We'll also need to import another Class from plottable: ColumnDefinition

In this case, we'll:

  • change the title of the Score column
  • change position and weight of the texts
from plottable import ColumnDefinition

# Init a figure 
fig, ax = plt.subplots(figsize=(5, 5))

# Define the things to change
column_definitions = [ColumnDefinition(name='Score', # name of the column to change
                                       title='Score custom', # new title for the column
                                       textprops={"ha": "left", "weight": "bold"}, # properties to apply
                                      )]

# Create the table object with the column definitions parameter
tab = Table(df, column_definitions=column_definitions)

# Display the output
plt.show()

Second method: keywords

If you want to apply exactly the same changes to each column, the keyword method may be just what you're looking for.
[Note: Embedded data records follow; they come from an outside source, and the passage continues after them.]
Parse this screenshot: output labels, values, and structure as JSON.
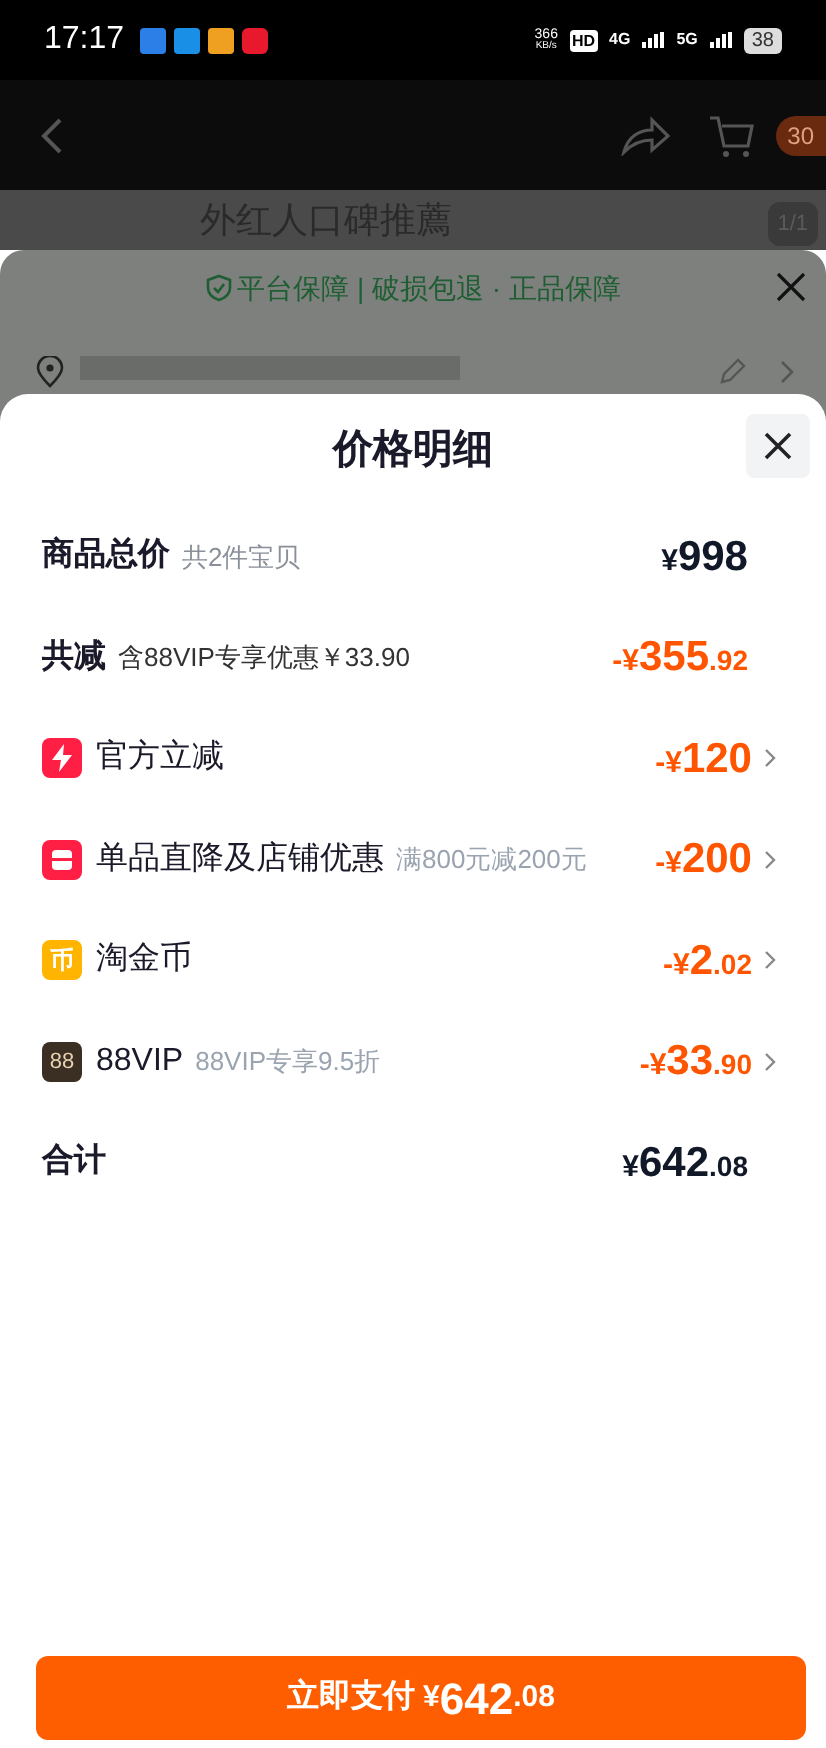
{
  "status_bar": {
    "time": "17:17",
    "speed": "366",
    "speed_unit": "KB/s",
    "hd": "HD",
    "net_4g": "4G",
    "net_5g": "5G",
    "battery": "38"
  },
  "nav": {
    "cart_badge": "30"
  },
  "banner_behind": {
    "text": "外红人口碑推薦",
    "counter": "1/1"
  },
  "guarantee": {
    "text": "平台保障 | 破损包退 · 正品保障"
  },
  "sheet": {
    "title": "价格明细",
    "rows": [
      {
        "kind": "subtotal",
        "label": "商品总价",
        "note": "共2件宝贝",
        "sign": "¥",
        "integer": "998"
      },
      {
        "kind": "reduction",
        "label": "共减",
        "note": "含88VIP专享优惠￥33.90",
        "sign": "-¥",
        "integer": "355",
        "decimal": ".92"
      },
      {
        "kind": "bolt",
        "label": "官方立减",
        "sign": "-¥",
        "integer": "120"
      },
      {
        "kind": "store",
        "label": "单品直降及店铺优惠",
        "note": "满800元减200元",
        "sign": "-¥",
        "integer": "200"
      },
      {
        "kind": "coin",
        "icon_text": "币",
        "label": "淘金币",
        "sign": "-¥",
        "integer": "2",
        "decimal": ".02"
      },
      {
        "kind": "vip",
        "icon_text": "88",
        "label": "88VIP",
        "note": "88VIP专享9.5折",
        "sign": "-¥",
        "integer": "33",
        "decimal": ".90"
      },
      {
        "kind": "total",
        "label": "合计",
        "sign": "¥",
        "integer": "642",
        "decimal": ".08"
      }
    ]
  },
  "pay_button": {
    "label": "立即支付",
    "sign": "¥",
    "integer": "642",
    "decimal": ".08"
  }
}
In a similar way to the previous method, we give which properties we want to change, but this time we put them directly in the Table() argument, and they will automatically apply to all columns.

In this case, we'll:

  • change some text properties
  • add a footer line
  • remove lines between rows
# Init a figure 
fig, ax = plt.subplots(figsize=(5, 5))

# Create the table object with the column definitions parameter
tab = Table(df, textprops={"ha": "left", "weight": "bold"}, # text properties
            row_dividers=False, # remove lines between rows
            footer_divider=True, # add a reference line at the end
    )

# Display the output
plt.show()

Third method: accessing rows and cols

In this method, we first define the Table(), then apply any modifications we wish to the rows and columns.

# Init a figure 
fig, ax = plt.subplots(figsize=(5, 5))

# Create the table object with the column definitions parameter
tab = Table(df)

# Apply modifications to the Score col and the second (idx=1) row
tab.columns["Score"].set_facecolor('lightblue')
tab.rows[1].set_fontcolor('green')

# Display the output
plt.show()

Going further

This post explains the basic features in the plottable library.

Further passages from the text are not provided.